I fought. I died.
I rewound.
Again.
And again.
And again.
I lost count of how many times I had seen my own death.
Two years of training hadn't been enough. Even with all my experience, all my time-skipping, I was too weak.
The monster before me—a behemoth of obsidian flesh and jagged bone—didn't even acknowledge my attacks. My blade barely scratched its hide. My spear shattered on impact. My fists? Completely useless.
And when it finally struck back, I watched myself die in ways too gruesome to describe.
I rewound. Further.
I tried again.
I rewound.
Again.
And again.
At first, I repeated the same day for months. Then for years.
The sunrise became my enemy. Every time it came, it erased all my effort, all my pain, all my progress.
My body reset, returning to the same weak form I started with.
No matter how much I trained, my strength never carried over.
It was maddening.
No matter how much I pushed myself, no matter how many millions of times I swung my sword, no matter how perfectly I honed my technique—I was still human.
Still weak.
Still nothing.
It was hell.
And in that bottomless pit of despair, something inside me snapped.
The Awakening Beyond Time
I don't know when it happened.
Maybe it was in my thousandth failure. Maybe my ten-thousandth death.
Maybe it was in the moment I realized I would never escape this cycle.
I was screaming. Crying. Begging.
"I need more time."
I clutched my head, my fingers digging into my skull. My breath came in ragged gasps, my vision blurring.
"I need more time."
I fell to my knees.
"I need more—"
The world stopped.
Not slowed. Not skipped. Stopped.
The wind froze mid-motion. The dust and debris hung in the air, unmoving. The fires burning in the distance flickered once—and then froze like paintings in the sky.
And then I heard it.
A voice—no, not a voice.
A thought.
A realization.
"You have all the time you need."
And suddenly—
I could feel everything.
Time wasn't slipping through my fingers anymore. It wasn't something I could only skip forward or rewind.
I had caught it.
And in that instant—
I stopped time for one hundred years.
A Century of Training in a Frozen World
At first, I thought I had lost my mind.
But the world around me was still frozen. The sunrise never came. My body didn't reset.
For the first time, my progress stayed.
And so, I trained.
I trained harder than any human in history.
For a hundred years, I honed my body—building strength, endurance, and skill beyond what was humanly possible.
Every muscle was sculpted to perfection. Every motion was refined to absolute mastery.
I lifted the fallen steel beams of collapsed buildings, pushing my limits until my body obeyed my will, not its weaknesses.
I sharpened my instincts—hunting the frozen monsters, memorizing their weak points, anticipating their every move before they even made them.
I mastered every weapon—not just in theory, but in execution.
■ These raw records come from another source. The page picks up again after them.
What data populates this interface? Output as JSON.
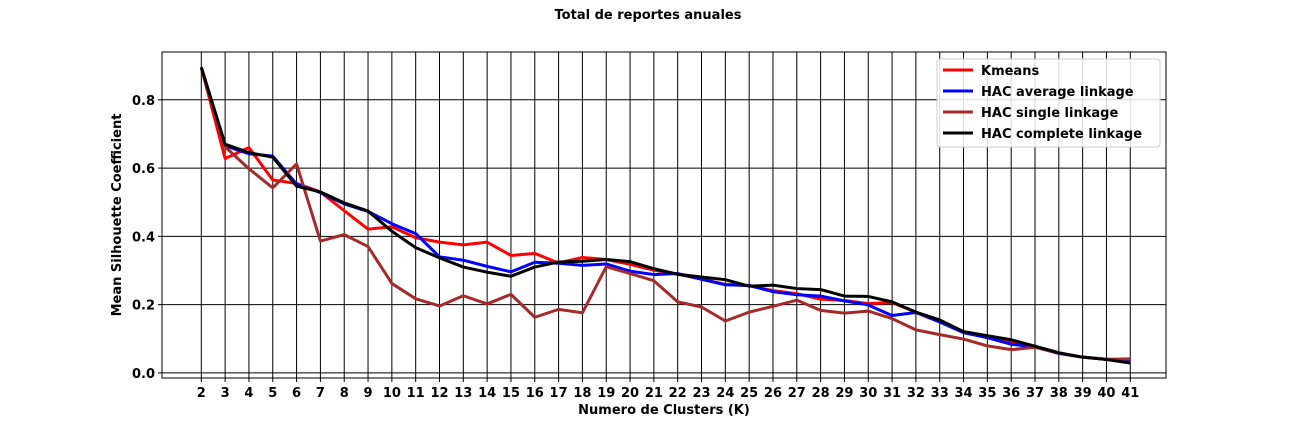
{
  "chart_data": {
    "type": "line",
    "title": "Total de reportes anuales",
    "xlabel": "Numero de Clusters (K)",
    "ylabel": "Mean Silhouette Coefficient",
    "x": [
      2,
      3,
      4,
      5,
      6,
      7,
      8,
      9,
      10,
      11,
      12,
      13,
      14,
      15,
      16,
      17,
      18,
      19,
      20,
      21,
      22,
      23,
      24,
      25,
      26,
      27,
      28,
      29,
      30,
      31,
      32,
      33,
      34,
      35,
      36,
      37,
      38,
      39,
      40,
      41
    ],
    "xlim": [
      0.35,
      42.5
    ],
    "ylim": [
      -0.015,
      0.94
    ],
    "yticks": [
      0.0,
      0.2,
      0.4,
      0.6,
      0.8
    ],
    "ytick_labels": [
      "0.0",
      "0.2",
      "0.4",
      "0.6",
      "0.8"
    ],
    "grid": true,
    "legend_position": "top-right",
    "series": [
      {
        "name": "Kmeans",
        "color": "#ff0000",
        "values": [
          0.895,
          0.628,
          0.66,
          0.565,
          0.555,
          0.53,
          0.475,
          0.421,
          0.428,
          0.396,
          0.383,
          0.375,
          0.383,
          0.344,
          0.35,
          0.322,
          0.338,
          0.332,
          0.318,
          0.301,
          0.289,
          0.275,
          0.259,
          0.256,
          0.241,
          0.232,
          0.216,
          0.212,
          0.203,
          0.206,
          0.178,
          0.151,
          0.119,
          0.105,
          0.09,
          0.076,
          0.057,
          0.046,
          0.04,
          0.033
        ]
      },
      {
        "name": "HAC average linkage",
        "color": "#0000ff",
        "values": [
          0.895,
          0.665,
          0.642,
          0.635,
          0.553,
          0.528,
          0.495,
          0.473,
          0.437,
          0.408,
          0.34,
          0.33,
          0.312,
          0.296,
          0.324,
          0.321,
          0.315,
          0.319,
          0.298,
          0.288,
          0.291,
          0.274,
          0.258,
          0.256,
          0.238,
          0.229,
          0.225,
          0.211,
          0.199,
          0.168,
          0.177,
          0.149,
          0.118,
          0.103,
          0.084,
          0.076,
          0.057,
          0.046,
          0.04,
          0.033
        ]
      },
      {
        "name": "HAC single linkage",
        "color": "#a52a2a",
        "values": [
          0.895,
          0.662,
          0.598,
          0.542,
          0.612,
          0.386,
          0.405,
          0.37,
          0.262,
          0.217,
          0.196,
          0.226,
          0.202,
          0.23,
          0.163,
          0.186,
          0.176,
          0.311,
          0.291,
          0.27,
          0.208,
          0.193,
          0.152,
          0.178,
          0.195,
          0.213,
          0.183,
          0.175,
          0.181,
          0.159,
          0.126,
          0.112,
          0.099,
          0.079,
          0.068,
          0.075,
          0.058,
          0.046,
          0.04,
          0.041
        ]
      },
      {
        "name": "HAC complete linkage",
        "color": "#000000",
        "values": [
          0.895,
          0.67,
          0.645,
          0.632,
          0.547,
          0.53,
          0.498,
          0.474,
          0.415,
          0.367,
          0.337,
          0.31,
          0.295,
          0.283,
          0.31,
          0.325,
          0.327,
          0.332,
          0.326,
          0.305,
          0.289,
          0.281,
          0.273,
          0.254,
          0.257,
          0.247,
          0.244,
          0.225,
          0.224,
          0.208,
          0.178,
          0.155,
          0.121,
          0.109,
          0.097,
          0.078,
          0.059,
          0.046,
          0.039,
          0.029
        ]
      }
    ]
  }
}
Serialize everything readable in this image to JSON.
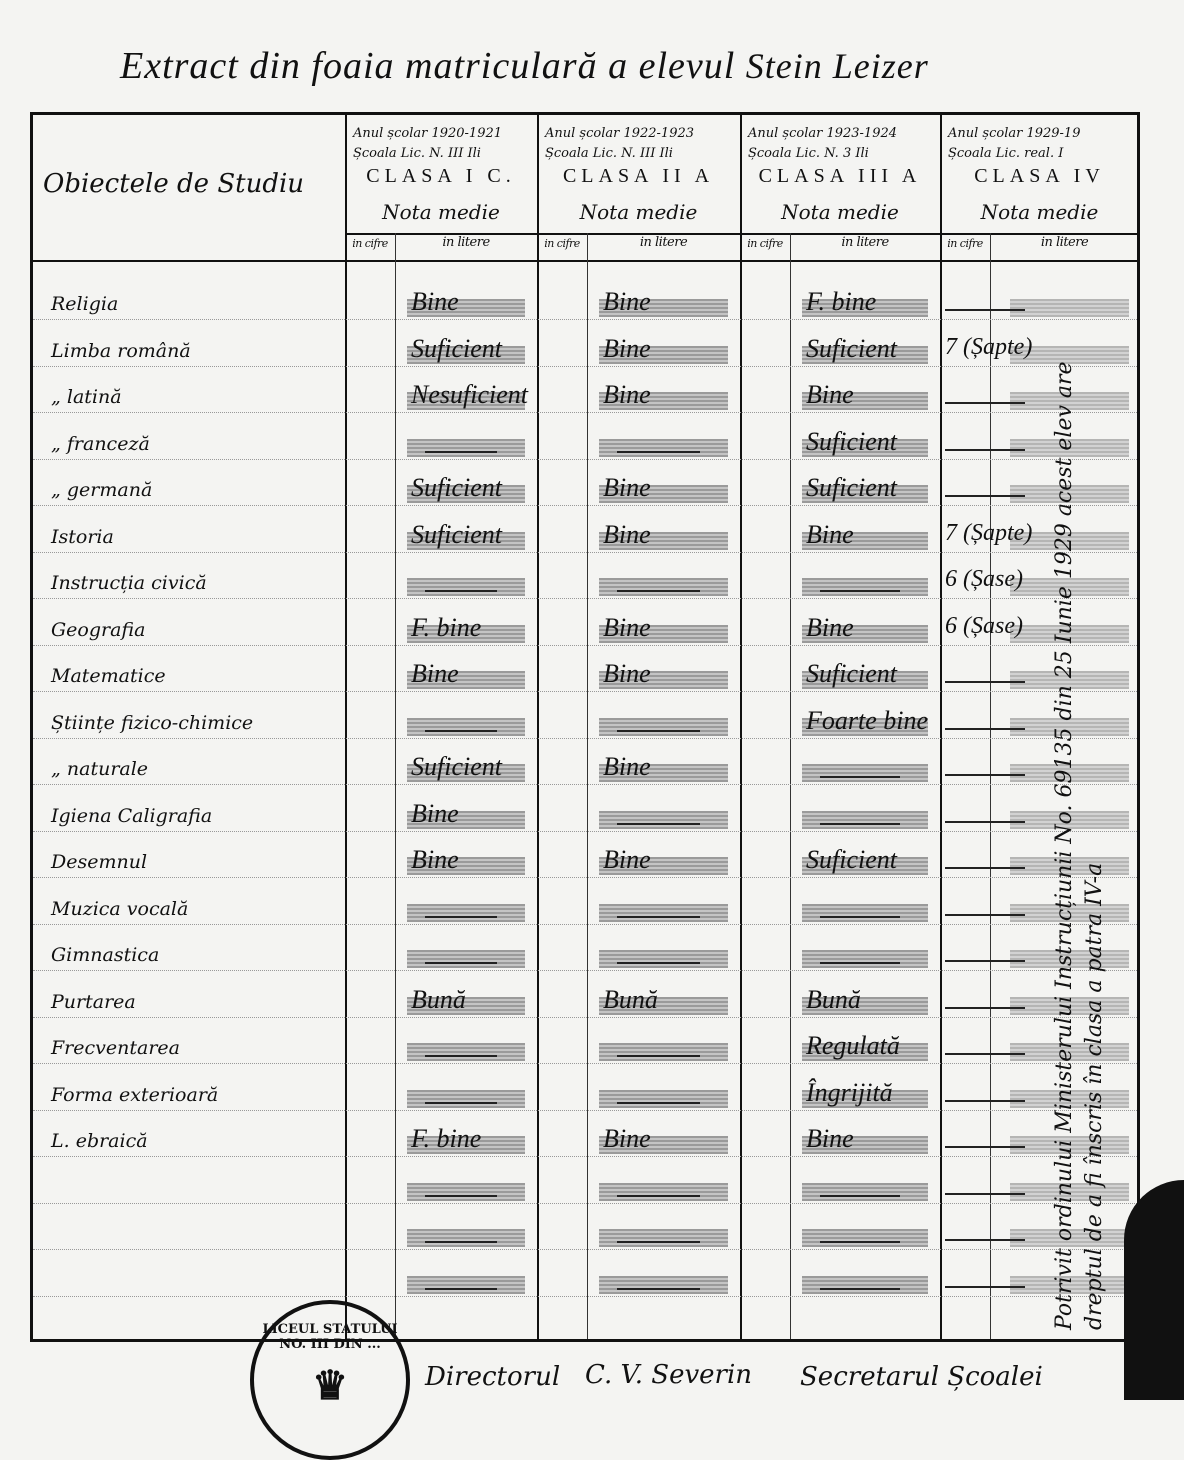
{
  "title": {
    "prefix": "Extract din foaia matriculară a elevul",
    "student": "Stein Leizer"
  },
  "header": {
    "subjects_label": "Obiectele de Studiu",
    "nota": "Nota medie",
    "cifre": "in cifre",
    "litere": "in litere"
  },
  "years": [
    {
      "an": "Anul școlar 1920-1921",
      "scoala": "Școala Lic. N. III Ili",
      "clasa": "CLASA I C."
    },
    {
      "an": "Anul școlar 1922-1923",
      "scoala": "Școala Lic. N. III Ili",
      "clasa": "CLASA II A"
    },
    {
      "an": "Anul școlar 1923-1924",
      "scoala": "Școala Lic. N. 3 Ili",
      "clasa": "CLASA III A"
    },
    {
      "an": "Anul școlar 1929-19",
      "scoala": "Școala Lic. real. I",
      "clasa": "CLASA IV"
    }
  ],
  "rows": [
    {
      "subject": "Religia",
      "grades": [
        "Bine",
        "Bine",
        "F. bine",
        ""
      ]
    },
    {
      "subject": "Limba română",
      "grades": [
        "Suficient",
        "Bine",
        "Suficient",
        "7 (Șapte)"
      ]
    },
    {
      "subject": "„ latină",
      "grades": [
        "Nesuficient",
        "Bine",
        "Bine",
        ""
      ]
    },
    {
      "subject": "„ franceză",
      "grades": [
        "",
        "",
        "Suficient",
        ""
      ]
    },
    {
      "subject": "„ germană",
      "grades": [
        "Suficient",
        "Bine",
        "Suficient",
        ""
      ]
    },
    {
      "subject": "Istoria",
      "grades": [
        "Suficient",
        "Bine",
        "Bine",
        "7 (Șapte)"
      ]
    },
    {
      "subject": "Instrucția civică",
      "grades": [
        "",
        "",
        "",
        "6 (Șase)"
      ]
    },
    {
      "subject": "Geografia",
      "grades": [
        "F. bine",
        "Bine",
        "Bine",
        "6 (Șase)"
      ]
    },
    {
      "subject": "Matematice",
      "grades": [
        "Bine",
        "Bine",
        "Suficient",
        ""
      ]
    },
    {
      "subject": "Științe fizico-chimice",
      "grades": [
        "",
        "",
        "Foarte bine",
        ""
      ]
    },
    {
      "subject": "„ naturale",
      "grades": [
        "Suficient",
        "Bine",
        "",
        ""
      ]
    },
    {
      "subject": "Igiena Caligrafia",
      "grades": [
        "Bine",
        "",
        "",
        ""
      ]
    },
    {
      "subject": "Desemnul",
      "grades": [
        "Bine",
        "Bine",
        "Suficient",
        ""
      ]
    },
    {
      "subject": "Muzica vocală",
      "grades": [
        "",
        "",
        "",
        ""
      ]
    },
    {
      "subject": "Gimnastica",
      "grades": [
        "",
        "",
        "",
        ""
      ]
    },
    {
      "subject": "Purtarea",
      "grades": [
        "Bună",
        "Bună",
        "Bună",
        ""
      ]
    },
    {
      "subject": "Frecventarea",
      "grades": [
        "",
        "",
        "Regulată",
        ""
      ]
    },
    {
      "subject": "Forma exterioară",
      "grades": [
        "",
        "",
        "Îngrijită",
        ""
      ]
    },
    {
      "subject": "L. ebraică",
      "grades": [
        "F. bine",
        "Bine",
        "Bine",
        ""
      ]
    },
    {
      "subject": "",
      "grades": [
        "",
        "",
        "",
        ""
      ]
    },
    {
      "subject": "",
      "grades": [
        "",
        "",
        "",
        ""
      ]
    },
    {
      "subject": "",
      "grades": [
        "",
        "",
        "",
        ""
      ]
    }
  ],
  "side_note": "Potrivit ordinului Ministerului Instrucțiunii No. 69135 din 25 Iunie 1929 acest elev are dreptul de a fi înscris în clasa a patra IV-a",
  "stamp": "LICEUL STATULUI NO. III DIN ...",
  "footer": {
    "director": "Directorul",
    "director_signature": "C. V. Severin",
    "secretary": "Secretarul Școalei"
  }
}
Sword, spear, dagger, bow, axe—I mastered them all.
And when weapons were no longer enough, I honed my bare hands, turning myself into a weapon greater than any blade.
I fought invisible battles, perfecting every strike, every dodge, every counter.
Until finally—
I didn't need to think.
My body moved on its own, every action instinctual, every movement flawless.
I had become something else entirely.
Not a human. Not a warrior.
A force of nature.
And when I was ready—
I let time flow again.
The Battle Rewritten
The monster moved.
No—it tried to move.
My bare fist struck its chest.
A single blow.
A perfect, calculated strike—delivered with a hundred years of mastery behind it.
The monster's entire body cracked.
A tremor ran through its form, its obsidian hide splintering like glass.
Its glowing eyes widened—not in anger, but in something else.
Fear.
It had never felt pain before.
And now it knew—
It was going to die.
I stepped forward, driving my fist deeper—shattering it from the inside out.
The monster collapsed, lifeless, broken, utterly defeated.
I exhaled.
For the first time since the Gates opened—
I wasn't running.
I wasn't weak.
I was ready.
Before it could even blink, before it could even register that time had resumed, I was already in front of it.